Oczywiście teraz pojawia się pytanie, kto mógł zastąpionyl ten odwołany wyścig. Jest całkiem sporo kandydatów, to jest oferowane Mugello, również Nurburgring jest kandydatem, ale słownie Olawa Mola tu może być niespodzianka.
Holenderski komentator telewizyjny Ziggo Sport jest dla Kawiarnia Formuły 1 powiedział, że całkowicie rozumie, ponieważ Singapur nie ma już w tegorocznym kalendarzu wyścigów. "To tor uliczny, który trzeba wcześniej przygotować,"Wyjaśnił Mol. "Singapur to także tor wyścigowy, który nie cieszy się wsparciem rządu, więc musi polegać na swoich kibicach."

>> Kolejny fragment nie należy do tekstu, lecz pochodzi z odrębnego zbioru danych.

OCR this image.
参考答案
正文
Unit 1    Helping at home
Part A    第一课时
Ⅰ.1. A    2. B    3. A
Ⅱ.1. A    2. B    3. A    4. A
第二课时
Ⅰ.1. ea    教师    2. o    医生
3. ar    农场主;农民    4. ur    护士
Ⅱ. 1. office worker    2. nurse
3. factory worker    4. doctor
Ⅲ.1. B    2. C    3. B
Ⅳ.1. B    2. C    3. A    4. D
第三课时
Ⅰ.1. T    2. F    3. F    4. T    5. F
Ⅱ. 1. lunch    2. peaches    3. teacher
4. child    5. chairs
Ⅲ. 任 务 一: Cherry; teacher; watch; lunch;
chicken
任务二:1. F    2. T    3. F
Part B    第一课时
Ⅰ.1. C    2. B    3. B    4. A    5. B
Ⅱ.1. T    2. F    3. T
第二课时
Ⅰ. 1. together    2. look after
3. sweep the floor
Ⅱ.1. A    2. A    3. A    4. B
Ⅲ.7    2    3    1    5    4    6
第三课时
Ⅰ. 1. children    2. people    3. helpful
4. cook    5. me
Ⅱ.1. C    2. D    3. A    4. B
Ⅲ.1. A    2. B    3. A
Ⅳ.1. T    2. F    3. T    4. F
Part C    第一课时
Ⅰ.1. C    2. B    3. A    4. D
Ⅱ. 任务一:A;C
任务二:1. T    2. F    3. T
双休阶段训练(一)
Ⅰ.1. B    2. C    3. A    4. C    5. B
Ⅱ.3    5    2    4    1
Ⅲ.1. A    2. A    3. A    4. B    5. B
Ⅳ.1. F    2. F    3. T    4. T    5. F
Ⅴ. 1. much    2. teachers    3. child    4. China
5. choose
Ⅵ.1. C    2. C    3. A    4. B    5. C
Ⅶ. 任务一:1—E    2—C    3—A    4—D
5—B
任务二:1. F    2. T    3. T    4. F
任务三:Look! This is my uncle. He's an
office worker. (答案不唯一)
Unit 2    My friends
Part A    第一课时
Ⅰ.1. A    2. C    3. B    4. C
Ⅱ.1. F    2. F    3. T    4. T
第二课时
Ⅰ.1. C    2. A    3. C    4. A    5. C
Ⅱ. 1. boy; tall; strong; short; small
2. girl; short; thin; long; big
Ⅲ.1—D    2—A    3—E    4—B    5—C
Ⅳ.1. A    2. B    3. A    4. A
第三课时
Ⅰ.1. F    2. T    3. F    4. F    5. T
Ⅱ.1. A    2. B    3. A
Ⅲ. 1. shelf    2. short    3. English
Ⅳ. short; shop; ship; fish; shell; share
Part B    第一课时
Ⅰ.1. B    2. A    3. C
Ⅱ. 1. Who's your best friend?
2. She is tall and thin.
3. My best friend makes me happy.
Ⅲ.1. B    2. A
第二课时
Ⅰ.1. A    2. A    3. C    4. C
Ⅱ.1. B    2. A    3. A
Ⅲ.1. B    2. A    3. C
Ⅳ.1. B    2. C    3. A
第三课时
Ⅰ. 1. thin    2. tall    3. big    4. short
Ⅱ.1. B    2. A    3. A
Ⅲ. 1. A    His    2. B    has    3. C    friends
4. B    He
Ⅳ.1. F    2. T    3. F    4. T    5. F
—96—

I podczas gdy niektórzy rajdowcy i eksperci zakładają, że może Austin gościł w Teksasie dwie rasy, dobrze Mol myśli, że tutaj będzie inaczej. "Myślę, że pojedziemy do Indianapolis. Ross Brawn opowiedział całą historię o Indy 500 i F1 w Monako dwa dni temu i jak podobało mu się, że ścieżki wyścigów się nie krzyżują. I ogólnie był zafascynowany legendarnym wyścigiem z serii IndyCar."Dlatego Mol spodziewa się, że tak będzie Indianapolis tegoroczna nowa stacja.
"Nie zdziwiłbym się, gdyby bolid Formuły 1 wyjechał na tor w Indianapolis. Jednak nie od razu jako następca odwołanego Singapuru, bo docelowo chcą rozegrać zaplanowane 23 wyścigi w tym roku,– dodaje komentator Ziggo Sport. Całkiem możliwe, że Indianapolis to dostanie rasa brazylijska, nad którym również znajduje się duży znak zapytania.